A certain number are MLS quality. Slightly more are A-League quality. More are PSL quality. And so on. Down to our rec league, where there's no quality. :)

mpruitt
29 Aug 2003, 12:44 AM
To add to my point before. I think I'm going to test out some of the matchtrackers sometime soon and compare them to a taped game just for curiousity sake to see how acurate they are. Obviously in baseball a good matchtracker could be almost perfect, because they're obviously discrete events, but I'm just curious to see how acurate these online tracking devises actually track the game. Having some rough idea could be an interesting key to doing statistical analysis.

voros
29 Aug 2003, 11:37 AM
Originally posted by maxim-1
Don't nessicarily knock that because the point wouldn't be to say, oh look how stupid this guy is using statistics to do something stupid. The point would be to say, "was he right?" Let's find some numbers to either back this guy up or find out if he's wrong. If he's right, then why's he right? What could be the reasons, and is that statistically important or just a nature of the game?

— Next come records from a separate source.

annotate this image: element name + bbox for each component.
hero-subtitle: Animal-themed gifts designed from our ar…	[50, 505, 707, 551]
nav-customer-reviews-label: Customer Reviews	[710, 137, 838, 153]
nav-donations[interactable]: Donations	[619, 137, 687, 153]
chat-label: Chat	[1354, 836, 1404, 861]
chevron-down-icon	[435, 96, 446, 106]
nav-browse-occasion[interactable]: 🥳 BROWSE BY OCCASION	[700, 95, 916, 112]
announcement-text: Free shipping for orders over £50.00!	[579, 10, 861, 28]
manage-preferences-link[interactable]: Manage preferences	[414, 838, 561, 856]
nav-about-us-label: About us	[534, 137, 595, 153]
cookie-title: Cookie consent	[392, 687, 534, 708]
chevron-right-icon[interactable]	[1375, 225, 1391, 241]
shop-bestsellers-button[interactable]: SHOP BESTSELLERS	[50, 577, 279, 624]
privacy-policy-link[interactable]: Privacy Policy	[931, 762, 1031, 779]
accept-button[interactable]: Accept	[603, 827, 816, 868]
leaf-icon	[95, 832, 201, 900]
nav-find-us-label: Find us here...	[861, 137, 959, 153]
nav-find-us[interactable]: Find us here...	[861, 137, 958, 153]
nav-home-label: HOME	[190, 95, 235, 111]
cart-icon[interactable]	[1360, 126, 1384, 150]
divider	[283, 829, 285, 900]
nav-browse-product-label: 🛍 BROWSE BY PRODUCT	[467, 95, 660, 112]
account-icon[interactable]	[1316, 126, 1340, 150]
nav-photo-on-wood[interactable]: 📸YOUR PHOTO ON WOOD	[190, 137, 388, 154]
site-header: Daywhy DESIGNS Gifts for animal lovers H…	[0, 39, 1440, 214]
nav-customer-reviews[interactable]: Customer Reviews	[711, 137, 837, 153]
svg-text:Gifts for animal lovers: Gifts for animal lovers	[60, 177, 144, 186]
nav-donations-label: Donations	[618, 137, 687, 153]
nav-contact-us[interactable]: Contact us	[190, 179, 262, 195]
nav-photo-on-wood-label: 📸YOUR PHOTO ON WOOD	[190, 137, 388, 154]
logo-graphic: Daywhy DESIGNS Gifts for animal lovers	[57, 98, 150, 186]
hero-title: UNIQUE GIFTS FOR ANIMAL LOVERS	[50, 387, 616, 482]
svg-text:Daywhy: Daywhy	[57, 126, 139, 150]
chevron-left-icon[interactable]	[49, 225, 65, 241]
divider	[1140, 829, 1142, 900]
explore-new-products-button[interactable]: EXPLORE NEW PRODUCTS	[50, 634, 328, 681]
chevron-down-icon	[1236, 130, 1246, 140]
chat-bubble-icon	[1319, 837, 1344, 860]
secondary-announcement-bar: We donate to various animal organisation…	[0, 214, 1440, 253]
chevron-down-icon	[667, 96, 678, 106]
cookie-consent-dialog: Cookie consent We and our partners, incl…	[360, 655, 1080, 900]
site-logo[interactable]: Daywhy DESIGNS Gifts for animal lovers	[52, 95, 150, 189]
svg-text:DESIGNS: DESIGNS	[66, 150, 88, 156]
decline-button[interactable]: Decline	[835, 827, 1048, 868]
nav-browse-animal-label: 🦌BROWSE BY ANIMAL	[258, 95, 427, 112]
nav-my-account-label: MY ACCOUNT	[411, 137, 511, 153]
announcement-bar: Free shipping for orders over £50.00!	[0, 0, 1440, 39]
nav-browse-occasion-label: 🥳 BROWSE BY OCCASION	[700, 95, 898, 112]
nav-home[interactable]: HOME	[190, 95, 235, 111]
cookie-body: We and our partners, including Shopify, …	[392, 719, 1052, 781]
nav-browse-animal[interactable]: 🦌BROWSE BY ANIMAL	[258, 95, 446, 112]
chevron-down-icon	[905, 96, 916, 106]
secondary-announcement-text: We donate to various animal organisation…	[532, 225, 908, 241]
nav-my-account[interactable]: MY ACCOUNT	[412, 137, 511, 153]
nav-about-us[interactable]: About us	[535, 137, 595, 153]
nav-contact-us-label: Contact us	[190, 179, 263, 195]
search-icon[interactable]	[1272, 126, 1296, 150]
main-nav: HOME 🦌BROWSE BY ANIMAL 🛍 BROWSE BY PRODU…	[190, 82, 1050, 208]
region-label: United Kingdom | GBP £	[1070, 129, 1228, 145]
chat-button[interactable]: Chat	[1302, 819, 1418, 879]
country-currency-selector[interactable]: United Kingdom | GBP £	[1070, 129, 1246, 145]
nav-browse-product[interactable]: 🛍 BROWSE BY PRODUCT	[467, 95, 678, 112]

Exactly. When I first heard about this, I didn't say, "WOW! Genius." I began asking:

1. What were the percentage of possessions that contained X number of passes. For example, he might have found that 80% of goals were scored off of less than 4 passes. Of course if 90% of possessions were less than 4 passes, that would tell us the _opposite_ of the conclusion he drew. Mainly that stringing together 4 passes or more made you _more_ likely to score, not less. IOW, if 40% of the traffic fatalities in this country involved drunk drivers, that would mean that more fatal accidents occur with only sober drivers than with drunk drivers. Does that mean driving sober is more dangerous than driving drunk? Of course not.

2. Why the number 4. What is the special significance of drawing the line at 4 passes? If he went through the numbers and then looked and drew the line at 4 because that's where it crossed the 50% mark, he would need to go back and verify this infor with an independent set of data. You want to avoid the multiple endpoints problem.

3. Clearly a certain amount of game theory is applicable here. If you drastically change the way the game is played, you cannot necessarily conclude that you'll get similar results to your data set played under different conditions.

4. Goal _scoring_ is only half the equation. Even if a strategy involving relatively few passes per possession did score a few more goals, it would be unhelpful if the same strategy also resulted in your conceding just as many or more goals.

See the statistic doesn't mean much in and of itself, until you cover everything it _could_ mean other than the conclusion you favor.